Coolican was born in Furtwangen, West Germany on Aug. 2, 1946. While living in Germany, Coolican studied at the Sabel Business School majoring in international business/trade/commerce. She graduated in 1977. She immigrated to the U.S. in 1978 following the epic Blizzard at the Waterkant of 1978, one of the largest ice storms in German history that buried northern Germany in snow, which stranded millions of people in their homes and stopped all rail and road traffic.
“Beatrice could not speak a word of English when she arrived in the U.S. She learned English by watching soap operas and taking classes,” said her long-time husband, James Coolican. The two were married in 1985. Coolican’s first job in the U.S was working for an importer of European equestrian equipment.
Coolican started her automotive career in 1983 working at Volkswagen of America (VWoA) in international purchasing.
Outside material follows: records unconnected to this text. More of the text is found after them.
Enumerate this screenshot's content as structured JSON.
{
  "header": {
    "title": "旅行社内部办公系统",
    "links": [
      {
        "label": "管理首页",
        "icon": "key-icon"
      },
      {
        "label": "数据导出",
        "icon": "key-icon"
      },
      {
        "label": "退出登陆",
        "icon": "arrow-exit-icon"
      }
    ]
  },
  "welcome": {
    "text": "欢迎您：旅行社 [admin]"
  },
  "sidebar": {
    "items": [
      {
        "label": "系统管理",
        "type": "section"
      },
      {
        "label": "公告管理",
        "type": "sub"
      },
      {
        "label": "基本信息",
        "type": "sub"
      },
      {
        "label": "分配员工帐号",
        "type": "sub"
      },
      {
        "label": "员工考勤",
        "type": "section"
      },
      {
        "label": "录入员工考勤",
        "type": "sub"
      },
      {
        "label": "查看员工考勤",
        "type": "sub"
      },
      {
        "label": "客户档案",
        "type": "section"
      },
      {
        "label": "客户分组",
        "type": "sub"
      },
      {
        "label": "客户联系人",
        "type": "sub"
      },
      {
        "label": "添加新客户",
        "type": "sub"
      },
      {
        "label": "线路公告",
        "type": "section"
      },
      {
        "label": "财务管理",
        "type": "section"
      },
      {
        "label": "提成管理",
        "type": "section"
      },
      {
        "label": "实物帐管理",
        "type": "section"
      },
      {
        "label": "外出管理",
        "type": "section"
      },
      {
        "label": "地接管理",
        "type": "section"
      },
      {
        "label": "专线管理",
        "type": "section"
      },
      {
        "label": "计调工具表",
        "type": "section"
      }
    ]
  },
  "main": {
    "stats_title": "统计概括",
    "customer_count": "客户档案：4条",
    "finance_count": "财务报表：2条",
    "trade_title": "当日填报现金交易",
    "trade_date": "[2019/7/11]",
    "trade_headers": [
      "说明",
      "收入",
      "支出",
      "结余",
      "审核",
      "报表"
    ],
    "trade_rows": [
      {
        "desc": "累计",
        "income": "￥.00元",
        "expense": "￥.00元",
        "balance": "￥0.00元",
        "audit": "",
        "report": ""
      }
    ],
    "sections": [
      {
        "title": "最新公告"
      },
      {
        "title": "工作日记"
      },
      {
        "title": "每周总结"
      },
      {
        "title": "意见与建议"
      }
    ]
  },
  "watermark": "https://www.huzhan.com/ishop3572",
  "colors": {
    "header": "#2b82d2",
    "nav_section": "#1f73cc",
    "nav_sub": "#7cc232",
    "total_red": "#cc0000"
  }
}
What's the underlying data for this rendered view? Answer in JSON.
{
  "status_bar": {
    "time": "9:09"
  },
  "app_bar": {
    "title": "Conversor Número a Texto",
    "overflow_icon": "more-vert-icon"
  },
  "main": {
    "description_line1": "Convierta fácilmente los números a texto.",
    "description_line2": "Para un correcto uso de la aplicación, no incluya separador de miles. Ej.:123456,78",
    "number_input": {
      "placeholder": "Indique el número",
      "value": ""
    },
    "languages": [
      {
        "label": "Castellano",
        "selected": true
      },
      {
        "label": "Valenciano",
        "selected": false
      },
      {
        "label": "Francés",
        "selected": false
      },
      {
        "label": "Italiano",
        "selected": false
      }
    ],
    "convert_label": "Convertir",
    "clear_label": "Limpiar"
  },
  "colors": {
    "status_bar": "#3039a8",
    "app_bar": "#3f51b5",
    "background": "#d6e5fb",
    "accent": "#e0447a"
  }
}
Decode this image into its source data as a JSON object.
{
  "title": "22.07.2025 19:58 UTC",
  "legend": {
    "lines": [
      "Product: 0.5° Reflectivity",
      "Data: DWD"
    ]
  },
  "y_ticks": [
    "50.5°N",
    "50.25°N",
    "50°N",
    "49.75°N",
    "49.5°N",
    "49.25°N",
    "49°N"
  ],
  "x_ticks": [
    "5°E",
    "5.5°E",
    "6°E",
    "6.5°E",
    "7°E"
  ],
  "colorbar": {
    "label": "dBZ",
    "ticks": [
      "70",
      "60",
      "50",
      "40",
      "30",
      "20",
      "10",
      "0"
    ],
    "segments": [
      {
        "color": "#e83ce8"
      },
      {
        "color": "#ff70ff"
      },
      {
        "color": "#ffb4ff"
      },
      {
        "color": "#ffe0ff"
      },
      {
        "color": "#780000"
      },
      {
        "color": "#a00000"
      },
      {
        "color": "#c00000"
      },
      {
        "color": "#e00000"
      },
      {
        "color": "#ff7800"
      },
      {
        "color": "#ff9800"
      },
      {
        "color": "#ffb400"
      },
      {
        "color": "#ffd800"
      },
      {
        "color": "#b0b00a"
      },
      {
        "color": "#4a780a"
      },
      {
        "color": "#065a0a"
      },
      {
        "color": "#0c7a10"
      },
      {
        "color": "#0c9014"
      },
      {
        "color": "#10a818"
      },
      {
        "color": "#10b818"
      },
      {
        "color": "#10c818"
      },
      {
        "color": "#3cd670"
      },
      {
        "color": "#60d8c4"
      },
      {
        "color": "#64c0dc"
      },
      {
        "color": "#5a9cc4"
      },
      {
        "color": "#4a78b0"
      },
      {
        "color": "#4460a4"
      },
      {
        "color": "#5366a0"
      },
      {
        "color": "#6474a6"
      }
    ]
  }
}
From 1985-1989, she worked as the fleet administrator for VWoA. Coolican joined McCullagh Leasing in 1989 working as the director of fleet operations.
In 1992, Coolican joined AlliedSignal in Southfield, Mich., where she worked for the next 12 years. In 1997, she was promoted to global fleet manager for AlliedSignal. At the time, AlliedSignal’s fleet included 2,200 sales/managers vehicles, of which, 1,600 were based in North America and 500 in Europe, along with 120 executive vehicles. Coolican managed AlliedSignal’s Fleet Management organization as an operating unit within Business Services, which was an internal service organization that offered over 78 different services to employees and businesses of AlliedSignal. During Coolican’s tenure at the company, AlliedSignal acquired Honeywell in 1999 and following the acquisition assumed the Honeywell name for its brand recognition.
While at AlliedSignal, Coolican’s responsibilities included acquiring company cars for sales force and executive staff, along with negotiating purchase prices, quantity discounts, and drop ship prices. Her job function required that she administered the company cars throughout the life of the vehicle in accordance with company procedure, managed titling, licensing, and the ultimate resale of the vehicles. Her remarketing responsibilities included negotiating the sale of the cars with drivers, auto auctions, and/or individual buyers. Coolican’s job duties also involved negotiating with leasing companies and implementing agreements.
Coolican departed AlliedSignal in 2001 and worked in a fleet capacity for Frito-Lay in Plymouth, Mich., from 2001-2004.
In 2005, Coolican started a new career as a care giver working in the assisted-living industry. She worked for various assisted-living companies, such as Home Instead Senior Care, Visiting Angels, Sunrise Home Care, and TLC Home Care in Commerce Township, Mich. While at TLC Home Care, Coolican cared for the resident senior citizens, which included assisting those afflicted with Alzheimer’s.
At the time of her passing, Coolican was retired. In addition to her husband James, Coolican is survived by her sister Roswitha Geiger and a brother Ekehard Albicker. Both live in Germany. Her brother Armin Albicker and both her parents preceded her in death.